The increase to $195,500, up from $185,000 in the second quarter of the year, came against the backdrop of fewer sales over the same two periods: 602 in the third quarter, down from 752 in the second quarter.
The third-quarter sales also are down 22 percent from the 772 in the third quarter of 2009, which seemed to be tied to the end of federal tax credit for first-time homebuyers, Reece said in the newsletter.
Single-family home construction is slow, the newsletter said. The 84 permits pulled in the third quarter are 20 percent below the 106 pulled in the third quarter of 2009. For the first nine months of 2010, builders have pulled 277 permits, down 9 percent from the 302 during the same period a year previous.
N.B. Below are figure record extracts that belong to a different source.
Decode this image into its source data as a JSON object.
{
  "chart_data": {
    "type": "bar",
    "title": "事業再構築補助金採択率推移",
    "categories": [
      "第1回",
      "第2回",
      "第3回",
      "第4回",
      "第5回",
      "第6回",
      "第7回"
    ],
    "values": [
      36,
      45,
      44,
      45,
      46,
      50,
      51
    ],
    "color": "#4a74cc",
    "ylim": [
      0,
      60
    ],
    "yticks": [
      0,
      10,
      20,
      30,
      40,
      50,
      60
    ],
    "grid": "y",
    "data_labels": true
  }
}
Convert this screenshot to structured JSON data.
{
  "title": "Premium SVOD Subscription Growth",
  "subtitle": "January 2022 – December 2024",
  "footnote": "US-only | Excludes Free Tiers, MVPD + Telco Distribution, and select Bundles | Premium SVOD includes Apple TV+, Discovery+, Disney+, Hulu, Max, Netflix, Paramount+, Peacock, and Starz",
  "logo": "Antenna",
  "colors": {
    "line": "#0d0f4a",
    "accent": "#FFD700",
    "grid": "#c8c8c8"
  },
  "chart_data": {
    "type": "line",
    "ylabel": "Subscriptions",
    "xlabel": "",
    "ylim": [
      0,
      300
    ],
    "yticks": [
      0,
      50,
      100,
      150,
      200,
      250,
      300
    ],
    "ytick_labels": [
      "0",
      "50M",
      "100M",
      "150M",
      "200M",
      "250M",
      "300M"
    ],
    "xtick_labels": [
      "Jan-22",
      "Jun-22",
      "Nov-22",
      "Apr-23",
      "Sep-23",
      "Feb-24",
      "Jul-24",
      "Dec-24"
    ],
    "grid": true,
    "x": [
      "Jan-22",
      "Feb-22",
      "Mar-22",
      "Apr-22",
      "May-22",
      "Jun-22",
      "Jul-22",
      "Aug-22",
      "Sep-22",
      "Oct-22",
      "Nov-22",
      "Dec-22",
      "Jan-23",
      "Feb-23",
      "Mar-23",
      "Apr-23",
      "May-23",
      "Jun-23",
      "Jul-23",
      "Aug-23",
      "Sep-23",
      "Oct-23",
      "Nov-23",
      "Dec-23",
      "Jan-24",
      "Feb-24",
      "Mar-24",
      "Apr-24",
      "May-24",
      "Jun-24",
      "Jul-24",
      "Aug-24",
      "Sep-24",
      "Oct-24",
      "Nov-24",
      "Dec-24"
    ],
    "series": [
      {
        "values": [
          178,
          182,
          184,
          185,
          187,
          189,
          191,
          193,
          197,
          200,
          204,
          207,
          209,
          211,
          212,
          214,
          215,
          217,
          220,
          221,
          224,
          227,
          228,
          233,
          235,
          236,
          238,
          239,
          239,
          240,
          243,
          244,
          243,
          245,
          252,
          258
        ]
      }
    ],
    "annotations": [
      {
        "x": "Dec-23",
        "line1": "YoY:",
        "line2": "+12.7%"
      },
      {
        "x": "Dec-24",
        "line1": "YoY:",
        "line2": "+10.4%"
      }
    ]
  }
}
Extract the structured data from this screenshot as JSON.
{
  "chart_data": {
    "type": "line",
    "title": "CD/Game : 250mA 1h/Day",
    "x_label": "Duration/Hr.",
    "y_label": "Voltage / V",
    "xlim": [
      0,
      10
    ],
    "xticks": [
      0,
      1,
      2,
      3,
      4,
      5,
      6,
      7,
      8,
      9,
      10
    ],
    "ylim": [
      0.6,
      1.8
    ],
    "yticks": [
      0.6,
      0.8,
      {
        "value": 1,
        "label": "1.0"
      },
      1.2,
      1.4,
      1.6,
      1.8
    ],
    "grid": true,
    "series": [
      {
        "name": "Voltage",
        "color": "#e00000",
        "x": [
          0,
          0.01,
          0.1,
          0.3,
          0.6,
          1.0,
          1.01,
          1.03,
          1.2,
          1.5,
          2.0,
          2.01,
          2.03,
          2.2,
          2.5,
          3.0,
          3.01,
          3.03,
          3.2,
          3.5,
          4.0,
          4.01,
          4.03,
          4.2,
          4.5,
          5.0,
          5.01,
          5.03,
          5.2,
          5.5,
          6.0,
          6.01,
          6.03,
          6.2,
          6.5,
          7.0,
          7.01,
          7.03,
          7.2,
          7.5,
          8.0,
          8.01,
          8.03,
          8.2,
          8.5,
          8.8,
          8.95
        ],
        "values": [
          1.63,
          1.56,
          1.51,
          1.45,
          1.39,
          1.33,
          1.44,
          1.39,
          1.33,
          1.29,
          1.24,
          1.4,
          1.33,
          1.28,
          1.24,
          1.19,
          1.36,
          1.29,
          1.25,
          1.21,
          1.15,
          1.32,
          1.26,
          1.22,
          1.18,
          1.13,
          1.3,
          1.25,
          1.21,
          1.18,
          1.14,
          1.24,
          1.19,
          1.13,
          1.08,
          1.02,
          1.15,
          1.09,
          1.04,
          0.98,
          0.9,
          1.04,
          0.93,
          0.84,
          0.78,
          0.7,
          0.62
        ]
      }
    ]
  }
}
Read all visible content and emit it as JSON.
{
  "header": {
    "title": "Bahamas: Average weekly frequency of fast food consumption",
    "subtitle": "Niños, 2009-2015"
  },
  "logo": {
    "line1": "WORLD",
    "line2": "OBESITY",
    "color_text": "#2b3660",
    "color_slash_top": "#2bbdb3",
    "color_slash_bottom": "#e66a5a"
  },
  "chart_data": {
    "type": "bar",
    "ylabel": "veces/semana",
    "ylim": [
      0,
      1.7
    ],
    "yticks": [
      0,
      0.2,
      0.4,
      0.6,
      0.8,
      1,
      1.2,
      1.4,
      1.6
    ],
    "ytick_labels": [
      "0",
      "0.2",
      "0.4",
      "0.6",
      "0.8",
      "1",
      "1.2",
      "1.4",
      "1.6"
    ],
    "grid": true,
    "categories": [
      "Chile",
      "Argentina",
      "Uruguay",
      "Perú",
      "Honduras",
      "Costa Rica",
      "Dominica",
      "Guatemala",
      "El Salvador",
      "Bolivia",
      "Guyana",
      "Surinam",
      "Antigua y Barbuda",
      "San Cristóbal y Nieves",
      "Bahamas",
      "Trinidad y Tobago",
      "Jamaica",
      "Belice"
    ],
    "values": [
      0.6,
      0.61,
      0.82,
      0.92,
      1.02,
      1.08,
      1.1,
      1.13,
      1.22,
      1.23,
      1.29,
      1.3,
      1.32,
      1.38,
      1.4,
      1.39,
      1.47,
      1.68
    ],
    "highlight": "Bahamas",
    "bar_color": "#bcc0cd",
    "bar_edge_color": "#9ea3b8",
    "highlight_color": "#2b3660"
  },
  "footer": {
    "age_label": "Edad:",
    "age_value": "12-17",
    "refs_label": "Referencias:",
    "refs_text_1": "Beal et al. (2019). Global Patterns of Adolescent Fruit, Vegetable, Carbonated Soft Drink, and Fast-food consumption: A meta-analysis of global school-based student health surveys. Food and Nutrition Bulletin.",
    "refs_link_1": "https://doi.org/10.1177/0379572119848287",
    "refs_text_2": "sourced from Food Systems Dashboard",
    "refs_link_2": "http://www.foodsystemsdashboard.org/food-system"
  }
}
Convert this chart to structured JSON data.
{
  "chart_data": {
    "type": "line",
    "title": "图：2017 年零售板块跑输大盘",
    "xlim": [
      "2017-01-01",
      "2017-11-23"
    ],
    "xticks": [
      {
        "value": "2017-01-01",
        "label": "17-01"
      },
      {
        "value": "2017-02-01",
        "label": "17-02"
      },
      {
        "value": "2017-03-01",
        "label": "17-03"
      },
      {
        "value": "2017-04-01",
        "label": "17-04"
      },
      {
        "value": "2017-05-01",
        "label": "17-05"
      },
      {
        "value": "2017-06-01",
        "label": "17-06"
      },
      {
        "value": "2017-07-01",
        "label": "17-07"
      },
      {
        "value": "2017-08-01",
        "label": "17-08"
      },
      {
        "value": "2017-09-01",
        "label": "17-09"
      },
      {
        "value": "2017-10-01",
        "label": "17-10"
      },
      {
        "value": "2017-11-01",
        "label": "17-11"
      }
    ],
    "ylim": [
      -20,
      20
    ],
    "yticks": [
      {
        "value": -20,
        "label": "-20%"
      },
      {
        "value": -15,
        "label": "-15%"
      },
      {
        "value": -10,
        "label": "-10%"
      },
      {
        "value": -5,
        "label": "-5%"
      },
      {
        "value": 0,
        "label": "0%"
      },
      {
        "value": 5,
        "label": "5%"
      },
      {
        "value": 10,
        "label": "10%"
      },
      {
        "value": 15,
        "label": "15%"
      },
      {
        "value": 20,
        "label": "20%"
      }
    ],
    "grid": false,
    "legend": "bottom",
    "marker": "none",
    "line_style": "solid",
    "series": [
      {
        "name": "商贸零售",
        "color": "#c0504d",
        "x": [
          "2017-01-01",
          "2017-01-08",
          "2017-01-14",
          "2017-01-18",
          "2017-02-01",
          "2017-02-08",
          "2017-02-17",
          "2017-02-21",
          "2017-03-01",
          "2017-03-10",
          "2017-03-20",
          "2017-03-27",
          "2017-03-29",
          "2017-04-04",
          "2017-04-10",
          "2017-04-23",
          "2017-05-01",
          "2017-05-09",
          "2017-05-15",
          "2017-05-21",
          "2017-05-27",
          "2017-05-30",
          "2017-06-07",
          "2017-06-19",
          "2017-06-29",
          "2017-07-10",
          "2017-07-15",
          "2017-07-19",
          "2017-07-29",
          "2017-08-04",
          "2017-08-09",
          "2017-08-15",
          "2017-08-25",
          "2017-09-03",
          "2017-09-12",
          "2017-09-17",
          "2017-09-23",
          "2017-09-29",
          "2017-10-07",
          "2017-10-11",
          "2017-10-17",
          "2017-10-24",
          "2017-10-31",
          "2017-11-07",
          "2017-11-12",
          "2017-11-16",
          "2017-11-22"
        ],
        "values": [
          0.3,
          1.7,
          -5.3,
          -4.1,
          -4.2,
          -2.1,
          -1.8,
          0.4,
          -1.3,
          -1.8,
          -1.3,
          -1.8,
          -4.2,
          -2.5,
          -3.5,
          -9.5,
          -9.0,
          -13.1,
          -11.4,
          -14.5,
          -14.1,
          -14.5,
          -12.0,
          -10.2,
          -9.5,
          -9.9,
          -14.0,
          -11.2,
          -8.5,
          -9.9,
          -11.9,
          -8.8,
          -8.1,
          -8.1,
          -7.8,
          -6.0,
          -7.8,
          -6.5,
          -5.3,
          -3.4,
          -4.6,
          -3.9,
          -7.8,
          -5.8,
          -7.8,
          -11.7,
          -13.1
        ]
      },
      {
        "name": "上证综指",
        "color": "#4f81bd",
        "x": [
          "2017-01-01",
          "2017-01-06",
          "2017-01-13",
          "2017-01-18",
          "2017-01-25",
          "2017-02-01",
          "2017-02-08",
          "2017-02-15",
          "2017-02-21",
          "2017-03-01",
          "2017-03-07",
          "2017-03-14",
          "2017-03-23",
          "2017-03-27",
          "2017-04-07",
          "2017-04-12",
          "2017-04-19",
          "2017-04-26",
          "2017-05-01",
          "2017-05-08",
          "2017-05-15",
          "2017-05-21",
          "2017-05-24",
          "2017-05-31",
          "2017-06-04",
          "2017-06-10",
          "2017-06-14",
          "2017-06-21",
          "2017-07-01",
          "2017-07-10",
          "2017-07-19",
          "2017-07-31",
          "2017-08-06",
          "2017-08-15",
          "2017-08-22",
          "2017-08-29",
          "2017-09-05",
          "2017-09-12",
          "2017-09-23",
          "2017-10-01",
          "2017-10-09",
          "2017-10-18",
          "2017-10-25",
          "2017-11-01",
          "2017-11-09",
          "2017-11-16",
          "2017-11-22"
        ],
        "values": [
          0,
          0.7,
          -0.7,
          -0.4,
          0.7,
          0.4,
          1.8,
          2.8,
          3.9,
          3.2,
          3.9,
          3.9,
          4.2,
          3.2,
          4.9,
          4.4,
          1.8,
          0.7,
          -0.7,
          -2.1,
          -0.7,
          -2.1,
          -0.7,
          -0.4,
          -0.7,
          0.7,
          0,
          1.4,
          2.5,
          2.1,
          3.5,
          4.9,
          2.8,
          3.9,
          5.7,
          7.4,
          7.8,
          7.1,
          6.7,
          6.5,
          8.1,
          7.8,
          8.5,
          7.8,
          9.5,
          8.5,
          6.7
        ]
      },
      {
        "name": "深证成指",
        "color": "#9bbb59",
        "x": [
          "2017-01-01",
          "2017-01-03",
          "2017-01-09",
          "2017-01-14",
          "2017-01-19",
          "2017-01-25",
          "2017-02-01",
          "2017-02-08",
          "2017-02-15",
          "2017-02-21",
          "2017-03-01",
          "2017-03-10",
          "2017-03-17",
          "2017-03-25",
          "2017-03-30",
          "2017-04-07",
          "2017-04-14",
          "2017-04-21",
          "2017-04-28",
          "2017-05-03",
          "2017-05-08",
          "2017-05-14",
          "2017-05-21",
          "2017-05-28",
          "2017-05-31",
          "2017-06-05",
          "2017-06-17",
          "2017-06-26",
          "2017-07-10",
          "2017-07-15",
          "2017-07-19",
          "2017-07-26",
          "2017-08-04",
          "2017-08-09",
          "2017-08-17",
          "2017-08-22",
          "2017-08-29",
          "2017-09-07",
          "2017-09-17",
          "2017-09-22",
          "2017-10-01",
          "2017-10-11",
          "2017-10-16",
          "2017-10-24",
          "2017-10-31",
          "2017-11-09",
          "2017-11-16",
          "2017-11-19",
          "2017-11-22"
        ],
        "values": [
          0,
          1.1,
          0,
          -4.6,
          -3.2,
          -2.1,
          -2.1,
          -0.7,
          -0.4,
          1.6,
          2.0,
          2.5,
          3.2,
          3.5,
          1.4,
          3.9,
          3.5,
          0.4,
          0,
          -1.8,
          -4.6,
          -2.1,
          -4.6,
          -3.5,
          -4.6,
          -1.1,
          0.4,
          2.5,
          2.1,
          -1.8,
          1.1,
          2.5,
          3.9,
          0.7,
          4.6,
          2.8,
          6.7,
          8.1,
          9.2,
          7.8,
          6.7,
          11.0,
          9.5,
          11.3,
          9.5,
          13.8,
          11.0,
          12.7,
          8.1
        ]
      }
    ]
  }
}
In another sign that economic recovery remains a ways off, foreclosures remain high. Through September, there were 1,202 foreclosures, up 43 percent from the 841 filed through September 2009.
Through September, sales of all property types amounted to 1,896, or a drop of 9 percent from the 1,998 sales through the first nine months of 2009.
Given all the conflicting signals, it’s too early to draw any strong conclusions about the state of the Grand Valley economy, Reece said.
For instance, while it might seem as though dropping interest rates could explain the solidity of housing prices, it would be reasonable to expect that low interest rates would also feed more purchases, something that Reece noted didn’t happen.
The increase in the median home price “could be a blip,” he said. “Over the course of the next few quarters we’ll know for sure.”